Deutsche Börse Photography Foundation Prize 2018 Exhibition Review - The Photographers' Gallery
23rd February – 3rd June 2018
Free admission before 12.00 every day
Exhibition Day Pass £4 (£2.50 concessions)
Advance Online Booking £2.50
This 2018 edition of the ‘Deutsche Börse Photography Foundation Prize’ at the Photographers’ Gallery features four artists: Batia Suter, Rafal Milach, Mathieu Asselin and Luke Willis Thompson.
The foundation and the gallery have collaborated since 2005 to present every year a selection of artworks. Past winners included Sophie Ristelhueber, Richard Mosse (a King’s College London alumni) and Dana Lixenberg in 2017 for the publication of Imperial Courts, a book about residents of a social housing project in Los Angeles.
This year’s selection followed the past trends of featuring political and diverse works. One of the exhibition’s striking aspects is the redefinition of photography as a medium. Videos, newspaper articles, objects as well as drawings are displayed in relatively small rooms. The variety of works shown provides a much sought after breath of fresh air in the photography world.
The exhibition begins with Batia Suter. Her work, Parallel Encyclopedia #2, is by far the most conceptual one displayed. She tries to highlight the context of representation of an image by showcasing a diverse and subjective sequence of found images, most of them being plants. In a spacious room, however, Suter’s work would have had a more decisive impact on the visitor.
Refusal, by Rafal Milach addresses a more factual topic by examining the ‘sociotechnical systems of governmental control and ideological manipulations of belief and consciousness’ in post-Soviet countries such as Azerbaijan or Poland. Undoubtedly, all these political tools seem absurd, at first sight, when they are presented to us in this context. As informed visitors, we are sceptical about the effectiveness of the governmental centres and chess schools designed to ‘develop young Azerbaijanis’ spatial imagination and abstract thinking skills’. This is particularly the case with the picture of an unfinished viewing tower in Anaklia, Georgia, which points out with irony the absurdity of some of the Soviet measures.
Moving on, Mathieu Asselin’s work gives an insightful understanding of Monsanto’s practices. This ‘concerned citizen’, as he describes himself, shows in Monsanto: A Photographic Investigation some of the negative impacts of the company’s products. This exhibition, which has already been displayed in “Les Rencontres d’Arles” this past summer in a larger scale, offers a variety of material including newspaper articles, photography and even a seed. This display is part of Asselin’s larger work, ‘The Stock Market’ on the purchase of Monsanto by the German chemical and agricultural giant Bayer AG in the summer of 2016. Some salient pictures are shown such as the one of Troy Roush, a farmer, who was wrongly accused of saving seeds and had to pay $390,000 to the company.
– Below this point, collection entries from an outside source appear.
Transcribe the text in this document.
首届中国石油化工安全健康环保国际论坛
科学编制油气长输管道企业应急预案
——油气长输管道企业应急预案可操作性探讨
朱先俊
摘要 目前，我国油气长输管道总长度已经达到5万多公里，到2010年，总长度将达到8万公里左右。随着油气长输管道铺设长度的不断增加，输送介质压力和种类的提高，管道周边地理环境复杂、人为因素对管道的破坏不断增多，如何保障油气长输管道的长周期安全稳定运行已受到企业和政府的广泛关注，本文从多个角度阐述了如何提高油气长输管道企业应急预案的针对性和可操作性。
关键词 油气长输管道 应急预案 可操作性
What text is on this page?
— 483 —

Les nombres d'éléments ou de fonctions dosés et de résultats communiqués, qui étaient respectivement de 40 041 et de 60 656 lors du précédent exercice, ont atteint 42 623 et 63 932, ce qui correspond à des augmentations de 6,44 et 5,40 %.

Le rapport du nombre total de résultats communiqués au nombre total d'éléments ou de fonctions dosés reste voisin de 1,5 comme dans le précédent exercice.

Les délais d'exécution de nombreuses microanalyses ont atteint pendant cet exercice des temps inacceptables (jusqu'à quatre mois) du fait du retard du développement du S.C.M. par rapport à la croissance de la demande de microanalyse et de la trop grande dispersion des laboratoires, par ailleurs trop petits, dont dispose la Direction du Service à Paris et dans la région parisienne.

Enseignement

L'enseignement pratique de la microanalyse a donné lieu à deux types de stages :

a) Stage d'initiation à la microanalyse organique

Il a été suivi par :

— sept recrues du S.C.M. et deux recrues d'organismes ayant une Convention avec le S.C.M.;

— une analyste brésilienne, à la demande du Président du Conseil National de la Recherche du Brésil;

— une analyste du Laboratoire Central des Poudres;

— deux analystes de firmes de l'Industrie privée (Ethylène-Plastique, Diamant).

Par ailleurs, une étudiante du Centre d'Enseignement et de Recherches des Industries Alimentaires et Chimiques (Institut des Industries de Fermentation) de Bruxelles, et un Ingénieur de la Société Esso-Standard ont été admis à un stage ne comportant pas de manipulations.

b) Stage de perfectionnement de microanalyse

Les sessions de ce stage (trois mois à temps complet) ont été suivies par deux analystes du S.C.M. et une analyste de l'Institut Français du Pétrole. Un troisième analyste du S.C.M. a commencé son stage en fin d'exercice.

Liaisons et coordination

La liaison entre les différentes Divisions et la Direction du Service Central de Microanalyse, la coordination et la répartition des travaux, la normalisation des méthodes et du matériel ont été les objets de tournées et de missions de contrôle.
He is pictured in his field of corn, standing against a pole, his face marked by the battle he fought to reveal the truth. Another picture represents David Runyon’s tiny red farm, a last rampart in the middle of ominous depots. It represents well the restricted Monsanto victims’ situation and their relative incapacity to take action against their persecutor.
The last artwork displayed is Autoportrait by Luke Willis Thompson. It is a 35mm film of 8 minutes made in collaboration with Diamond Reynolds. She was next to her boyfriend, Philando Castile, in July 2016, when a police officer killed him. She filmed herself, her partner and the police officer, right after the shot was triggered. This violent video, seen more than 6 million times, touched Americans due to its poignant depiction of Reynolds’ emotional state. Thompson therefore tried to approach this tragic act and reaction differently. He filmed Reynolds from different angles, showing her motionless body and face, which makes the video resemble a photograph. The projection’s only failure lies in its limited reach, if the visitor has not already seen the initial clip. Only the opposition of both videos, one of brutality, chaos and confusion, and the other of silence, sadness, and grief, would help understand this meaningful and far-reaching work. In this present display the visitor, not necessarily aware of the initial video, could fail to grasp its true message.
Finally, when leaving the exhibition, you are offered to leave your opinion on who the winner of the ‘Deutsche Börse Photography Foundation Prize’ should be. Some will be convinced by one of the artworks, others will have their doubts, yet all works a have their own significance that ‘drive forward an artistic enquiry into the mechanics of visibility and concealment and interrogate the status and position of the image in contemporary culture’; and that is, undeniably, this exhibition’s biggest achievement.